Kral Midas, bu geçici dünyadan herkes gibi yok olup gitti, dokunduğu tüm altınlar da onun ruhu gibi geldiği yere geri döndü. Halk ne yapacağını bilemedi. Çünkü tamamen altın olan saray onlara her ne kadar uzak olsa da onlar o asla erişemedikleri altın saraya uzaktan bakmaya, üzerinden seken her güneş ışını onların gözüne girip her seferinde ne kadar fakir olduklarını beyinlerinin içine kazımış olsalar bile, halk buna alışmıştı. Artık çürüyerek kararmış duvarlarıyla içi boş bir saray onların sefil yüzlerine bakıyordu.
Halk akıllarını bu alışılmışın dışına çıktıkları zaman kaybetmeye başladığı günlerde, kimin ortaya attığı bilinmeyen bir fikirle tekrardan birlik olmayı becerebilmişti. Saray, tekrardan altına dönüştürülecekti. Halk, ellerinde kalan son altınları, metalleri, şehirdeki parlayan her şeyi eritmeye başladı. Sarayın demirlerini, geriye kalan savunma mekanizmalarını, surları, atalarından kalan değerli ve kutsal kadehleri, hatta saraydaki altın tozlarını bile süpürgelerle son tanelerine kadar toparladılar.

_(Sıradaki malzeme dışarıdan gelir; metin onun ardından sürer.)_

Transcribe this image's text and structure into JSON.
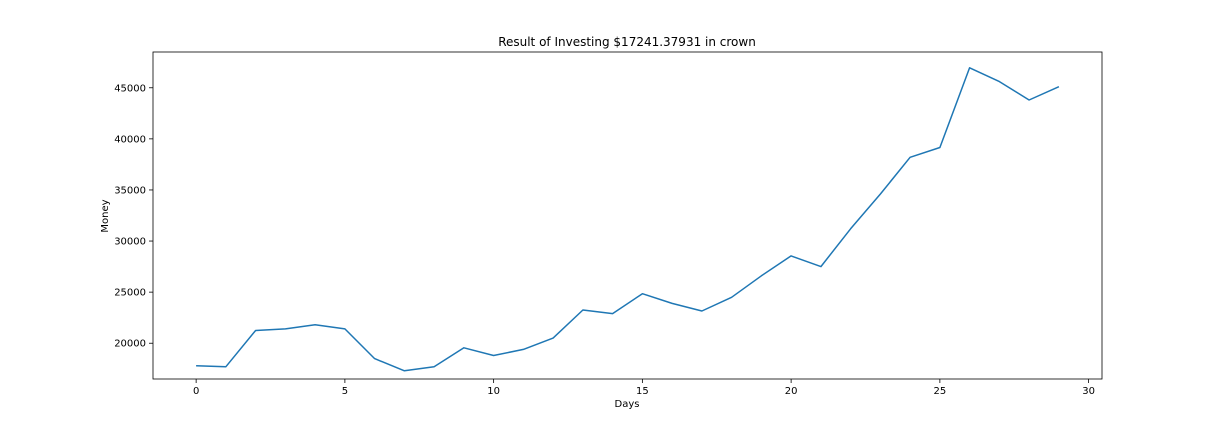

Sahip olduklarını bilmedikleri tüm altına benzer elementleri erittikten sonra köylülerin hepsinin beynine kan sıçramıştı. Tüm varlıklarını yok ettiklerinde bunun sadece sarayın tek duvarına bile tam yetmeyeceğinin farkına varmışlardı. Umutsuzluğun içine gırtlaklarına kadar boğulmuş halk çözümü bulmakta çok zorlanmamıştı.

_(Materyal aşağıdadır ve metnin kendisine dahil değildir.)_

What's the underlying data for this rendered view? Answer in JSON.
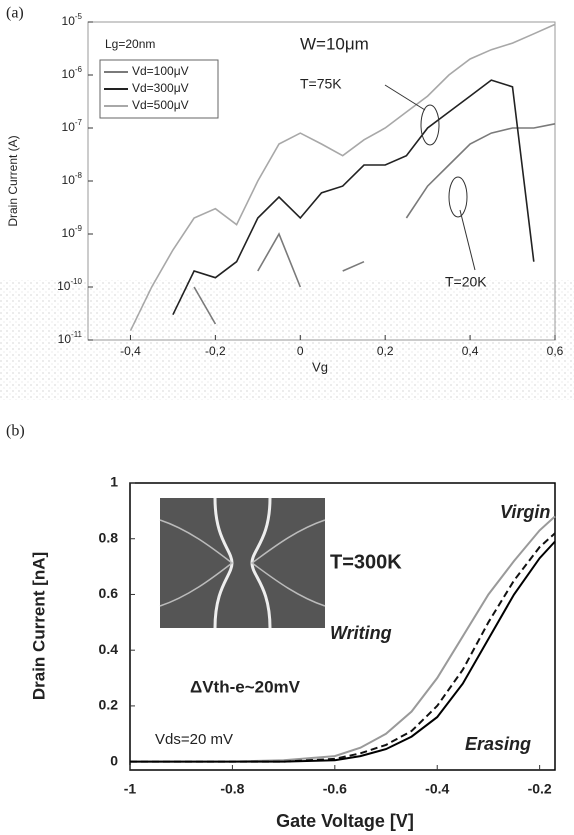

Altının sadece görünürde olmasının onlar için yeterli olduğunda hemfikir oldular. İçinin plastik, dışının altın olması onlar için bir sorun arz etmiyordu. Onlar, sadece saraydan gözlerine yansıyacak ve onları rahatsız edecek olan güneş ışınlarını, onlara ne kadar fakir olduklarını devamlı hatırlatacak altın sarayın görünüşüne tekrar kavuşmak istiyorlardı. Onlar için sarayın içinde kim olduğu, hangi duvarların veya aletlerin onları koruduğu, hatta atalarından nesillerden beri onlara emanet ettikleri malzemeler önemli değildi. Onlar sadece alışmış oldukları görüntüyü gözlerinin kornealarında tekrar hissetmek istiyorlardı.
Plastikten bir saray, üzerine altın kaplama bir duvar. Plastikten bir sur ve savunma makineleri. Halk, atalarından kalma bu değerli ve kutsal eşyaları bile plastik ile tekrardan yaratmaya çalışmıştı. Ancak ellerindeki tüm altını sadece sarayın kaplamasına harcamışlardı.
Birkaç gün boyunca huzur içinde yaşayan halk, alışılmışa dönmek için nelerden feragat ettiklerinden farkında değillerdi.
Bir gün surları plastikten olan bu krallık, altının değersizliğini anlayan demirler tarafından silindiler. Kanları şehrin dört bir yanını kırmızıya boyarken artık ne gözlere işleyecek altın yansımaları ne de kanların onları kaplamış olmasından dolayı görülecek bir altın vardı.